My research had several limitations however. First, the TIPI is meant to be used as a quick and easy assessment for personality with moderate reliability. It was not meant to be used for rigorous data analysis. For future work it would be interesting to explore other assessments of personality deemed more reliable, and understand if the data could optimize my regression model. In addition, social science research in general is very complicated given the variation and unpredictability of human behavior. Although my Linear Regression model offered a relatively high r2 value, it could not be used in a clinical setting. Depression is a very intricate issue which is dependent upon many different factors. In my project I tried to generalize those factors to personality, but clearly there is much more that comes into play. Other factors I may decide to look into include age, education level, sexuality, and country.
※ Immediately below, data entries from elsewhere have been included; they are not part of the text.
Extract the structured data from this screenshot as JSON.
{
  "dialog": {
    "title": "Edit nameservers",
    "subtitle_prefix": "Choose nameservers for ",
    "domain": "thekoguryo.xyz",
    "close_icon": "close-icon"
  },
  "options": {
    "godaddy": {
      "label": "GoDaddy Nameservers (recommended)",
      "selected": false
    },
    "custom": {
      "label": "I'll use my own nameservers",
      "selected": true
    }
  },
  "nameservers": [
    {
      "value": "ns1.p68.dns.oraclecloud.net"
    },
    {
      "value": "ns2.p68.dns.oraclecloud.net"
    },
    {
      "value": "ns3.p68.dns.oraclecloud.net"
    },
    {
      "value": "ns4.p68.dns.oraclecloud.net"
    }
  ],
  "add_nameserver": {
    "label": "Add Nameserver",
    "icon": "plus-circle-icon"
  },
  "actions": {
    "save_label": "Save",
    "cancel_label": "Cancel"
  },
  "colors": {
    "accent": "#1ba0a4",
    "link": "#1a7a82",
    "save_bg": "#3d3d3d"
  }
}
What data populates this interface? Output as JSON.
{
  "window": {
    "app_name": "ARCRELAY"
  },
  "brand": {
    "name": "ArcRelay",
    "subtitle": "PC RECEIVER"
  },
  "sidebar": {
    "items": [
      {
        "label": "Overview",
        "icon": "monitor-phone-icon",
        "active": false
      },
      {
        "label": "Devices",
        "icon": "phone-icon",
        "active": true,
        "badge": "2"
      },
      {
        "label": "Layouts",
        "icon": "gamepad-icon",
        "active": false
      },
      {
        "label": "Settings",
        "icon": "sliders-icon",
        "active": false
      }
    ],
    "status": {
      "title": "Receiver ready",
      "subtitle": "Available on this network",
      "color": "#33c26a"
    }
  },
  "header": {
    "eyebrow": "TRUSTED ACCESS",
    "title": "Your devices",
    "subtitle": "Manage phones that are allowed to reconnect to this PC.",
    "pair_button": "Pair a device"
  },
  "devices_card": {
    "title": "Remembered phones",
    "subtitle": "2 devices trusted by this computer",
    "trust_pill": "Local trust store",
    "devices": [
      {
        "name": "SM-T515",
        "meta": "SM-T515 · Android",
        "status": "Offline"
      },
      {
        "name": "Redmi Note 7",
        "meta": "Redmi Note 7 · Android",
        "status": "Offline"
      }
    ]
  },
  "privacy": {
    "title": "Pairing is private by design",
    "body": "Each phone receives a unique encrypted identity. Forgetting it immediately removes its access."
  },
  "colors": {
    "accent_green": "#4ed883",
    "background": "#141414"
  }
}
Ultimately, I pursued this project out of curiosity, and I definitely learned a lot about social science research and depression. I believe that there can be more work done in understanding what practices can be done to minimize ‘Neurotic’ tendencies, or aid individuals in connecting with others to optimize ‘Extroverted’ tendencies. However, at the end of the day, I hope my project can raise conversations, and contribute to destigmatizing depression in our society.

References

“Depression.” World Health Organization, World Health Organization, 30 Jan. 2020, www.who.int/news-room/fact-sheets/detail/depression.

Falk, R. Frank., and Nancy B. Miller. A Primer for Soft Modeling. University of Akron Press, 1992.